Clinical efficacy and mechanism of probiotics in allergic diseases.

A complex interplay between genetic and environmental factors partially contributes to the development of allergic diseases by affecting development during prenatal and early life. To explain the dramatic increase in the prevalence of allergic diseases, the hygiene hypothesis proposed that early exposure to infection prevented allergic diseases. The hygiene hypothesis has changed to the microbial hypothesis, in which exposure to microbes is closely linked to the development of the early immune system and allergic diseases. The intestinal flora may contribute to allergic disease through its substantial effect on mucosal immunity. Based on findings that exposure to microbial flora early in life can change the Th1/Th2 balance, thus favoring a Th1 cell response, probiotics may be beneficial in preventing allergic diseases. However, evidence from clinical and basic research to prove the efficacy of probiotics in preventing allergy is lacking. To date, studies have yielded inconsistent findings on the usefulness of probiotics in allergic diseases. It is difficult to demonstrate an exact effect of probiotics on asthma, allergic rhinitis, and food allergy because of study limitations, such as different first supplementation period, duration, different strains, short follow-up period, and host factors. However, many studies have demonstrated a significant clinical improvement in atopic dermatitis with the use of probiotics. An accurate understanding of the development of human immunity, intestinal barrier function, intestinal microbiota, and systemic immunity is required to comprehend the effects of probiotics on allergic diseases.

Introduction

The Developmental Origins Hypothesis for Health and Disease proposes that all organ systems undergo developmental programming in utero that predetermines subsequent physiologic and metabolic adaptations during adult life1). Exposure to environmental factors during prenatal and early life can contribute to the development of allergic diseases, which affect human health later in life2). The rapid increase in the prevalence of allergic diseases and the high burden requires the development of new strategies for effective prevention, diagnosis, and treatment. In this regard, the hygiene and microbial hypothesis may be helpful. Because exposure to microbial flora early in life can change the balance of immune development, probiotics may be beneficial in preventing allergic diseases. In this article, we review the evidence supporting the hygiene hypothesis and the mechanisms of action of probiotics based on this hypothesis. We summarize recent clinical and basic research to elucidate the mechanisms of probiotics and their effects on allergic diseases.

From the hygiene hypothesis to the microbial hypothesis

The hygiene hypothesis was proposed more than 20 years ago by Strachan to explain the dramatic increase in the prevalence of allergic diseases over the past few decades3). The original hygiene hypothesis proposed that early exposure to infection through contact with older siblings prevented allergic diseases3,4). Later, the hygiene hypothesis was extended to explain the great increase in the prevalence of Th1 diseases, such as inflammatory bowel diseases and autoimmune diseases, that occurred over the same period5). However, the exact scientific underpinning for the hygiene hypothesis, for example, a specific infection that can prime the immune system to prevent disease, is an unsolved puzzle.

Several studies report a consistently low prevalence of allergies in farmers' children4); it remains unclear which specific factors are most important, but microbial exposure may play a role through the inhalation of endotoxin6). Endotoxin, a lipopolysaccharide present in the outer membrane of gram-negative bacteria, downregulates Th2 cytokine production7). However, in inner-city communities, domestic endotoxin exposure was positively associated with wheeze in children at 2 years of age8). One unanswered question is whether the greater levels of endotoxin associated with an inner-city lifestyle can explain the higher prevalence of asthma relative to that observed in rural areas.
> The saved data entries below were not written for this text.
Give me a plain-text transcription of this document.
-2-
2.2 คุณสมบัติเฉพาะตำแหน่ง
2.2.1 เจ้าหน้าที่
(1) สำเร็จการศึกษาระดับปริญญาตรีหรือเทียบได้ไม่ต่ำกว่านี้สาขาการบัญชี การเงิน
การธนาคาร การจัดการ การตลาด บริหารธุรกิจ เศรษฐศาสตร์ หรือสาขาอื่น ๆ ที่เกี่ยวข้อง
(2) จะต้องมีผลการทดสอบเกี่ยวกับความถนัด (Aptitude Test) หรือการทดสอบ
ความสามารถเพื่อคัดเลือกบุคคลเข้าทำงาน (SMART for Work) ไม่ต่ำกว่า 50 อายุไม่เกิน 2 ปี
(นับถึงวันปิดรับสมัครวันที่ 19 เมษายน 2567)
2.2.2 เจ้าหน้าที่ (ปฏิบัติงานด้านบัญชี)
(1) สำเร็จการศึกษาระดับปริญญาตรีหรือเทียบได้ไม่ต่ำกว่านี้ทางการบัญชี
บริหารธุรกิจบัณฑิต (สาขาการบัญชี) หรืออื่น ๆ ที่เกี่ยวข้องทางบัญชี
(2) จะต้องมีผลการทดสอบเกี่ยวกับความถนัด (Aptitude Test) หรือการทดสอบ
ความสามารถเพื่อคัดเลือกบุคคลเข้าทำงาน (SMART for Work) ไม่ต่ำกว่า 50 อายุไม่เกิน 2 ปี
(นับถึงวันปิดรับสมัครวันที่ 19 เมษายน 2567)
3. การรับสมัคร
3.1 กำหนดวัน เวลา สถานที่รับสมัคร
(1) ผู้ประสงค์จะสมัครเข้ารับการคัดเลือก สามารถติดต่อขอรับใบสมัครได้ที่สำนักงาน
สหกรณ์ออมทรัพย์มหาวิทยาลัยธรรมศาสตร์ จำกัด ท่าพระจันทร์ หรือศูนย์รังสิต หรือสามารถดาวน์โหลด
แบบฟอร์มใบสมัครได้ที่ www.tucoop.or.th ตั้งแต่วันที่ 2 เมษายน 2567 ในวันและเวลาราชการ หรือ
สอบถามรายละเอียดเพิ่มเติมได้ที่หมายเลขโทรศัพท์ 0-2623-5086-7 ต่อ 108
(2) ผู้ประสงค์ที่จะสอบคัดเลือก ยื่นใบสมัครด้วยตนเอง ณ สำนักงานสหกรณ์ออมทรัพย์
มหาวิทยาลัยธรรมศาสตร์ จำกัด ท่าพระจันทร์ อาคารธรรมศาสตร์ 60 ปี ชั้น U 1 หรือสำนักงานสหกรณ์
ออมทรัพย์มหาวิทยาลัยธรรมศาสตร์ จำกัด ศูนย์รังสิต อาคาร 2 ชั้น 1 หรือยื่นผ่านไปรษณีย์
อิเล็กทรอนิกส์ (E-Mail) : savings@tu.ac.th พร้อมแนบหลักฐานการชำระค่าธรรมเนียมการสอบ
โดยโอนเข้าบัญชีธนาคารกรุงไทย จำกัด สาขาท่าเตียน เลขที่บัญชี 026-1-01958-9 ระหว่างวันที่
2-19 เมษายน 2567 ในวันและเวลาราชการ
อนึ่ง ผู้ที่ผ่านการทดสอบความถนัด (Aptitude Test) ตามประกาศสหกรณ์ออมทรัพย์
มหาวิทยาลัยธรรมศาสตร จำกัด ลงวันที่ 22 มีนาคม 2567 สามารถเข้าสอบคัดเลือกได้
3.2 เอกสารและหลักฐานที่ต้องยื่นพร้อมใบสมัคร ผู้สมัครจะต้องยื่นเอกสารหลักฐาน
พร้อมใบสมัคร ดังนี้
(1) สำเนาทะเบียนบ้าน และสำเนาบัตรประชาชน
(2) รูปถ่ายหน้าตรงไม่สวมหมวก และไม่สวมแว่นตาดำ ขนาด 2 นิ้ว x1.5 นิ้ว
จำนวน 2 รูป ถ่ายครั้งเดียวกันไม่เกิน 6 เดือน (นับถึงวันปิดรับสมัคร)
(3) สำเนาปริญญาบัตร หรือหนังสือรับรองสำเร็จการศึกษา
Some studies have recently revisited the hygiene hypothesis and suggested that the decline in childhood infections is less important than how modern societal practices caused the disappearance of ancestral indigenous microbiota species that might confer benefits beyond our current understanding9). Initial studies of allergic diseases focused on gut microbiota. Allergic diseases among children are partially associated with differences in their intestinal microflora in countries with a low (Estonia) and high (Sweden) prevalence of allergies10). Evidences collected over the last few decades from human and mouse studies indicate that colonization of the gut early in life plays a substantial role in directing immune system development. Therefore, we need to understand the importance of gut colonization early in life and to determine whether altering microbial exposures during the perinatal period promotes lifelong dysregulated immune responses. In a mouse model, the intestinal bacterial flora was shown to play a crucial role in oral tolerance induction, probably by affecting the development of the immune system at the neonatal stage11).

After birth, the diversity of the gut microbiome increases with age12). A healthy human fetus is thought to develop within a bacteria-free environment. Upon birth, a neonate is exposed to a wide variety of microbes, many of which are encountered during and after passage through the birth canal. The latter comprises an ecosystem heavily colonized by a relatively limited set of bacterial taxa13). Vaginally delivered infants acquire bacterial communities resembling their mother's vaginal microbiota, which is dominated by Lactobacillus, Prevotella, or Sneathia spp., while infants delivered by caesarian section harbor bacterial communities similar to those found on the skin surface, which are dominated by Staphylococcus, Corynebacterium, and Propionibacterium species14).

Microbial exposure during the perinatal period is linked to the epigenetic regulation of genes involved in allergic inflammation, and it alters susceptibility to allergic diseases15). The emerging understanding of the importance of microbial contact during the fragile periods of fetal life, delivery, and infancy in healthy immune and metabolic programming, creates new opportunities to improve infant health and reduce the risk of disease in later life. According to the basis of the hygiene hypothesis, the microbial inhabitants of the human affect the early development of the immune system. This concept led us to investigate the probiotics-induced modulation of mechanisms underlying the development of allergic diseases.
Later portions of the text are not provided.